O júri já foi adiado uma vez por causa da pandemia da Covid-19 e outra após o então advogado do conselheiro do Atlético-GO desistir da defesa.
Leia mais
Ex-vice-presidente do Atlético-GO vai à júri por execução de radialista
Entenda o caso
Valério Luiz tinha 49 anos, dois empregos. Era comentarista em um programa de esportes da PUC TV, e também trabalhava em uma rádio. Era polêmico e não media as palavras quando as críticas eram contra o time do coração: o Atlético-GO.
"O time estava na lanterna do Campeonato Brasileiro. Foi nesse contexto que meu pai estava desferindo suas críticas na época. Meu pai creditava isso, essa má fase do Atlético, dava responsabilidade aos dirigentes. Dizia que não se interessavam pelo bem do clube, mas estavam lá para interesses pessoais", lembra o filho, Valério Luiz Filho.
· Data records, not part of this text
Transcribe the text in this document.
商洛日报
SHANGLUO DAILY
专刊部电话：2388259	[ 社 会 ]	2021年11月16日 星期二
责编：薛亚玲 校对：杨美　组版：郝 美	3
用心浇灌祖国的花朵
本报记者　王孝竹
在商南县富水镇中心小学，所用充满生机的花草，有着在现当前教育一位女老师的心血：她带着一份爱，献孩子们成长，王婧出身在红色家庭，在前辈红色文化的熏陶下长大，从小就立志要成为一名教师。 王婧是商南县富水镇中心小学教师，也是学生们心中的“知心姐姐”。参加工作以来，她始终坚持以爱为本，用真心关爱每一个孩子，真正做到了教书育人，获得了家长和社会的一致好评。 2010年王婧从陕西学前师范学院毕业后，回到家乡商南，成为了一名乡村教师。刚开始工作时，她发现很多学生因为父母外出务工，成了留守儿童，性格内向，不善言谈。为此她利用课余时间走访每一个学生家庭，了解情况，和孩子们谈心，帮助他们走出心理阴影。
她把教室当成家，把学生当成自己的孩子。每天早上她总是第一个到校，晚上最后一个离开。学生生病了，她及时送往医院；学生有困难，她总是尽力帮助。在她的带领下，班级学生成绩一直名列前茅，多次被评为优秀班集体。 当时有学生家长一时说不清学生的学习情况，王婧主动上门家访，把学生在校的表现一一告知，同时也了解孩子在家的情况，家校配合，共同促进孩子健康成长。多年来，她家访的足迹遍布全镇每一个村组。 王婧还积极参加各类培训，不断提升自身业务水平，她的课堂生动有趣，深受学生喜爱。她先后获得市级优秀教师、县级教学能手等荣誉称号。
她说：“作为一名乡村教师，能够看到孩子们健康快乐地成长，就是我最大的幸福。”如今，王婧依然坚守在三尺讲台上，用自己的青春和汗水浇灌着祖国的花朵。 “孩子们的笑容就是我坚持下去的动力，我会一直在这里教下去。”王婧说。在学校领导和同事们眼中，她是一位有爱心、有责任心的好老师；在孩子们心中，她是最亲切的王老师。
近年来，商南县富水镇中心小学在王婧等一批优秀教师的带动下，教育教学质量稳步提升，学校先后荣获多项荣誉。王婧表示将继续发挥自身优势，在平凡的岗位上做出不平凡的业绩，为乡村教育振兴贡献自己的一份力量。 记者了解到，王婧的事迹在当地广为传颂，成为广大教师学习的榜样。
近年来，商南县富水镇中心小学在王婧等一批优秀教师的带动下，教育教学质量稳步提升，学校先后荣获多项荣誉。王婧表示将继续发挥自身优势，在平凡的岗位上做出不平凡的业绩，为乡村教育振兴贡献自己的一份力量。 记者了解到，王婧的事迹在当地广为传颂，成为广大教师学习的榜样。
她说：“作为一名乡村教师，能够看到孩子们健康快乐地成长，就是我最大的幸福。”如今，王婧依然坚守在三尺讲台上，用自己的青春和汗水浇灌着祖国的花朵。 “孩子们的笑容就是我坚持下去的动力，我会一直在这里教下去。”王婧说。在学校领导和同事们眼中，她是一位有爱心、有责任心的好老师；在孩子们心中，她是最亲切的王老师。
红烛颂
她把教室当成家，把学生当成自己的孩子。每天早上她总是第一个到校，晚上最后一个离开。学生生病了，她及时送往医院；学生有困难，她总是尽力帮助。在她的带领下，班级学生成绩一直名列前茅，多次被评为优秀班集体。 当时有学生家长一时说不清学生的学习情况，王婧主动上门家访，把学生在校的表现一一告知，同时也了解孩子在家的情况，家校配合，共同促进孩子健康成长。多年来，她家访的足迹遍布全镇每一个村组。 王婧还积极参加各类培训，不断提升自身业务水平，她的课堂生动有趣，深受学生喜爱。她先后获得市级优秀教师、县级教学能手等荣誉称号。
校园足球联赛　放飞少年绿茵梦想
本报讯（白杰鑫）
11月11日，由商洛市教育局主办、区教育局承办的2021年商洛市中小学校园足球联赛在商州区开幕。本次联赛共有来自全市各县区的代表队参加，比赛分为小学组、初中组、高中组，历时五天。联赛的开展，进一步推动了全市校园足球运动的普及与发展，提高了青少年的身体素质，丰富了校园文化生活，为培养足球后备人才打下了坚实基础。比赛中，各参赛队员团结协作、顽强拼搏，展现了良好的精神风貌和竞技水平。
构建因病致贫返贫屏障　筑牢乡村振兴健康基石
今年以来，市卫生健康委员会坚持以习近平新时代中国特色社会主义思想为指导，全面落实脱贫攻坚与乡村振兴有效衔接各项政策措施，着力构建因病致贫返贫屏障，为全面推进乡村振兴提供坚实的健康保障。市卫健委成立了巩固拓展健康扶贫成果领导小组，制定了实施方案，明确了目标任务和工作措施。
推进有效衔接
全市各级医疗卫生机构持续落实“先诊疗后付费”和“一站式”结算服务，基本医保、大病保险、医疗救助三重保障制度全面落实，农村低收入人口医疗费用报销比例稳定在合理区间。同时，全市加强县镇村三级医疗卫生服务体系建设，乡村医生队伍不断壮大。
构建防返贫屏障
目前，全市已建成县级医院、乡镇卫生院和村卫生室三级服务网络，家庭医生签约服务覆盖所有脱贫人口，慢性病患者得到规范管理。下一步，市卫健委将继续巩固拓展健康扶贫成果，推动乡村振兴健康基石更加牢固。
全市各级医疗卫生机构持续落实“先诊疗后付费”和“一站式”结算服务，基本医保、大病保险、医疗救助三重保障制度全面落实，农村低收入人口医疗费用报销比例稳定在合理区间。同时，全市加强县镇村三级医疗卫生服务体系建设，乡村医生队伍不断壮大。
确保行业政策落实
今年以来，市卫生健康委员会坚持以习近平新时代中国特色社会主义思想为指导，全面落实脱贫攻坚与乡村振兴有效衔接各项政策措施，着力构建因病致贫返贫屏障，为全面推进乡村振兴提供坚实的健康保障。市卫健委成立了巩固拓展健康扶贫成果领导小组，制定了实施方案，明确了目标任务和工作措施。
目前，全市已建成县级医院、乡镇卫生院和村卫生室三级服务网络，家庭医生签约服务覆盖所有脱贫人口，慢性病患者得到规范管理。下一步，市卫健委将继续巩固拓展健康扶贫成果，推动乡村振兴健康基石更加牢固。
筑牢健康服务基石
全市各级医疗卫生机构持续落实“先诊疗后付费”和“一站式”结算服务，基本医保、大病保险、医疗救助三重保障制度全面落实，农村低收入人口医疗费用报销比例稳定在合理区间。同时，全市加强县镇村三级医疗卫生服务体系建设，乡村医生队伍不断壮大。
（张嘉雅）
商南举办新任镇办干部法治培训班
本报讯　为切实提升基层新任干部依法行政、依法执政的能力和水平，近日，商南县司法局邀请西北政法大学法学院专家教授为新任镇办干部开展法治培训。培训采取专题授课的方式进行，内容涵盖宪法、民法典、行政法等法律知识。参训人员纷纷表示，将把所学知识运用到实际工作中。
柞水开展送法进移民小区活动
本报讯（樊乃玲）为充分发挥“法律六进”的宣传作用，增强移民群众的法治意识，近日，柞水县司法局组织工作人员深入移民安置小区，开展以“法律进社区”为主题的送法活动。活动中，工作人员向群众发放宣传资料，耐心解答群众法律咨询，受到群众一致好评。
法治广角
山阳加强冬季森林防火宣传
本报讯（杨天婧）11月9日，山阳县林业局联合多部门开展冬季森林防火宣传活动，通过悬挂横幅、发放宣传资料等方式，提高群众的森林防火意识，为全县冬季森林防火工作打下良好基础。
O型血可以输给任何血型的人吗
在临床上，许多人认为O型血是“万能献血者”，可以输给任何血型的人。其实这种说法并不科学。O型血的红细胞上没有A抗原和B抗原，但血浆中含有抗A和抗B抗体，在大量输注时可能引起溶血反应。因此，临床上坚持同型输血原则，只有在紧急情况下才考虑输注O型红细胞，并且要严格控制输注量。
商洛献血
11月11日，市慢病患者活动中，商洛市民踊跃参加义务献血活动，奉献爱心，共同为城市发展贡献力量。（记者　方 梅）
E quando os dirigentes começaram a deixar o clube, Valério fez o seguinte comentário: "Você pode olhar em filme de aventura, quando o barco tá enchendo de água, os ratos são os primeiros a pular fora".
Dois dias depois desse comentário, o clube proibiu a entrada de todos os jornalistas que trabalhavam com Valério Luiz e disse ainda que ele era persona non grata. A carta foi assinada pelo presidente do clube e por Maurício Sampaio, então vice-presidente do clube e alvo de críticas de Valério.
Duas semanas depois, Valério Luiz foi assassinado quando saia da rádio. Para a polícia e o Ministério Público, Maurício Sampaio é considerado o mandante do crime.
Segundo as investigações, ele teria encomendado a morte do jornalista para dois policiais militares - que faziam informalmente a segurança dele: sargento Djalma da Silva e o cabo Ademá Figuerêdo.
O esquema também teria contado com a ajuda de uma espécie de faz tudo do dirigente, Urbano Malta, e de um informante da polícia: Marcus Vinícius Pereira Xavier.
Depois de quase um ano de investigação, eles chegaram a ser presos por 90 dias, em 2013, mas desde então aguardam o julgamento em liberdade.
Marcus Vinícius tinha um açougue, que vendia espetinhos. Segundo ele, a ação foi planejada pelo sargento Djalma da Silva - que é apontado como articulador do crime.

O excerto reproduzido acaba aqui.